Public transport is a core part of our daily lives. It is an economic driver — linking commuters to employment opportunities and bringing potential customers to retail and commercial establishments. It impacts our health, as modes of urban transport affect the air we breathe; our safety when we walk, bike, and commute; and our physical fitness. Transport is, in short, a fundamental part of life for most of the world. As the world becomes more urban, transport will play an even more important role in our lives in the future.
Too often those who utilize public transport on a daily basis are not brought into the decision-making process or consulted on its operation. This lack of participation may damage public use and endorsement of mass transport. The public can offer valuable insight on how a transport system should be designed. Including the public in the design process from the beginning, and following through to solicit input during the operation stage, can help to build support for a project and avoid costly and time-consuming petitions of protest from the public. The advent of the internet is making it easier than ever to solicit public input.

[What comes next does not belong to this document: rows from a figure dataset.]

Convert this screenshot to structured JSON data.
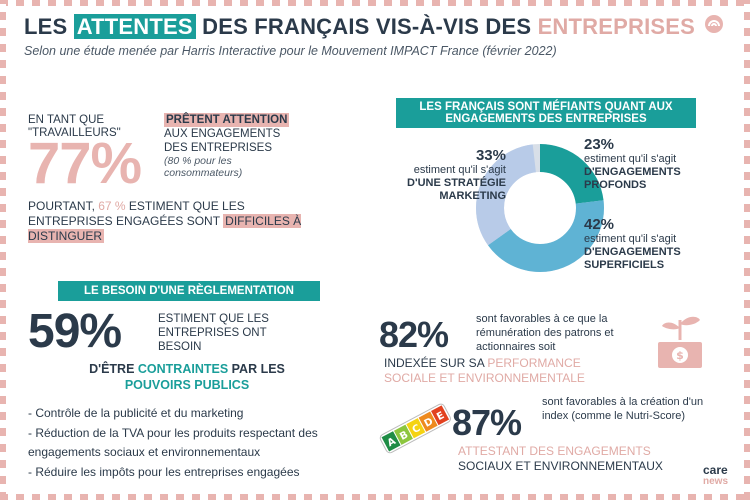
{
  "header": {
    "title_pre": "LES ",
    "title_hl": "ATTENTES",
    "title_mid": " DES FRANÇAIS VIS-À-VIS DES ",
    "title_pink": "ENTREPRISES",
    "subtitle": "Selon une étude menée par Harris Interactive pour le Mouvement IMPACT France (février 2022)"
  },
  "block77": {
    "workers": "EN TANT QUE \"TRAVAILLEURS\"",
    "value": "77%",
    "hl": "PRÊTENT ATTENTION",
    "line1": "AUX ENGAGEMENTS",
    "line2": "DES ENTREPRISES",
    "note": "(80 % pour les consommateurs)",
    "pourtant_1": "POURTANT, ",
    "pourtant_pct": "67 %",
    "pourtant_2": " ESTIMENT QUE LES ENTREPRISES ENGAGÉES SONT ",
    "pourtant_hl": "DIFFICILES À DISTINGUER"
  },
  "donut_section": {
    "header": "LES FRANÇAIS SONT MÉFIANTS QUANT AUX ENGAGEMENTS DES ENTREPRISES",
    "slices": [
      {
        "pct": "23%",
        "value": 23,
        "text": "estiment qu'il s'agit",
        "bold": "D'ENGAGEMENTS PROFONDS",
        "color": "#1a9e9a"
      },
      {
        "pct": "42%",
        "value": 42,
        "text": "estiment qu'il s'agit",
        "bold": "D'ENGAGEMENTS SUPERFICIELS",
        "color": "#5fb3d4"
      },
      {
        "pct": "33%",
        "value": 33,
        "text": "estiment qu'il s'agit",
        "bold": "D'UNE STRATÉGIE MARKETING",
        "color": "#b8cbe8"
      }
    ],
    "remainder_color": "#d8dfe8"
  },
  "block59": {
    "header": "LE BESOIN D'UNE RÈGLEMENTATION",
    "value": "59%",
    "text": "ESTIMENT QUE LES ENTREPRISES ONT BESOIN",
    "pre": "D'ÊTRE ",
    "teal1": "CONTRAINTES",
    "mid": " PAR LES ",
    "teal2": "POUVOIRS PUBLICS",
    "bullets": [
      "Contrôle de la publicité et du marketing",
      "Réduction de la TVA pour les produits respectant des engagements sociaux et environnementaux",
      "Réduire les impôts pour les entreprises engagées"
    ]
  },
  "block82": {
    "value": "82%",
    "text": "sont favorables à ce que la rémunération des patrons et actionnaires soit",
    "bold": "INDEXÉE SUR SA ",
    "pink": "PERFORMANCE SOCIALE ET ENVIRONNEMENTALE"
  },
  "block87": {
    "value": "87%",
    "text": "sont favorables à la création d'un index (comme le Nutri-Score)",
    "pink": "ATTESTANT DES ENGAGEMENTS",
    "rest": "SOCIAUX ET ENVIRONNEMENTAUX",
    "nutri_letters": [
      "A",
      "B",
      "C",
      "D",
      "E"
    ]
  },
  "brand": {
    "care": "care",
    "news": "news"
  }
}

Public consultation in the 21st century
Once commonly associated with dispassionate town hall meetings, public consultations are evolving as public agencies embrace the internet as a communications tool. Traditionally, governments hosted information sessions or town hall meetings to update the public on the impact of an infrastructure project on the community and to receive comments in a forum setting, one-by-one. The best an agency could hope to receive was a few comments from those who could attend that night’s meeting. Attendees tend to self-select, and agencies would only receive input for a small subset of the population.
With the advent of the internet, new surveying techniques are helping to make it easier for the public to offer comments in a decentralized, user-driven fashion. The European Union, for example, has been soliciting input on transport projects online since 2005 and transparently providing summary reports on response trends written by a third party. In The use of internet for public consultation is not mutually exclusive with town halls and community meetings, which serve an important purpose in connecting the agencies directly with the public. In New York City, for example, the Department of Transportation hosted both 159 in-person community meetings and an online survey that received over 10,000 responses during its public consultation regarding its bike-sharing system, set to debut on Memorial Day next Monday. Many other cities and countries have turned to the internet as the easiest and widest reaching method of public consultation.
As smartphones become more ubiquitous, public consultation may become even more decentralized, providing the public with the tools to comment real-time when something goes wrong at a specific intersection or subway stop. During the operations phase, smartphone applications could provide commuters with a platform to recommend improvements, effectively crowdsourcing some of the maintenance duties of the transport agency.
The challenges of public consultation
Public consultation is not without its challenges. For one, all stakeholders are not alike. Most public consultations look to include all relevant stakeholders, but for large-scale infrastructure and transport projects, there can often be tensions between the “heavy” stakeholders involved in the project and the “end users,” the public. Stakeholders involved in the planning and financing process may have different interests from the commuters who ultimately use transport. It is incumbent upon the soliciting authority to weigh these inputs. That said, transparent, decentralized, open public consultations help to equalize he playing field and magnify the voice of the daily commuter.
Another challenge is making public consultation work in the developing world. Public consultation in New York, where the population tends to be wealthy, connected, and fairly opinionated, is one thing; soliciting input in Mumbai, India, or Nairobi, Kenya, is another. The need for public consultation is all the more vital in the developing world, however, because it is unlikely that the public’s input will be adequately voiced without it. Along similar lines, difficulties can also arise when trying to implement a project in a region with historic heritage. It can be challenging to weigh completely different viewpoints on how land should be utilized. Lastly, the delicate issue of balancing a project’s need for urgency with its need for stakeholder buy-in is a challenge that can’t be ignored. Public consultation must be implemented at an early stage and factored into construction and planning timelines, so it does not unnecessarily delay implementation.
Engaging the public during operation
Traditionally, when public consultation has been included in a project, it is incorporated during the planning process. This is natural, as the public should have a voice in how transportation projects are implemented in their neighborhoods, and there are big, impactful changes that occur during the planning stage of a project. The public should also be consulted, however, whenever significant changes to the operation of a transport system are implemented and periodically throughout the system’s operation. When a major schedule change is implemented on a bus rapid transit and light rail line, for example, it typically affects hundreds of thousands, if not millions, of daily commuters. Likewise, periodic public consultation can help to reveal ways to improve the user experience — often at low cost to the operator.
Public consultation is useful throughout the life of a transit system and should not end when the last slab of concrete is set, or the last track is laid. Constant feedback from the public can help improve the experience for commuters, and help improve the transport projects that governments plan and construct.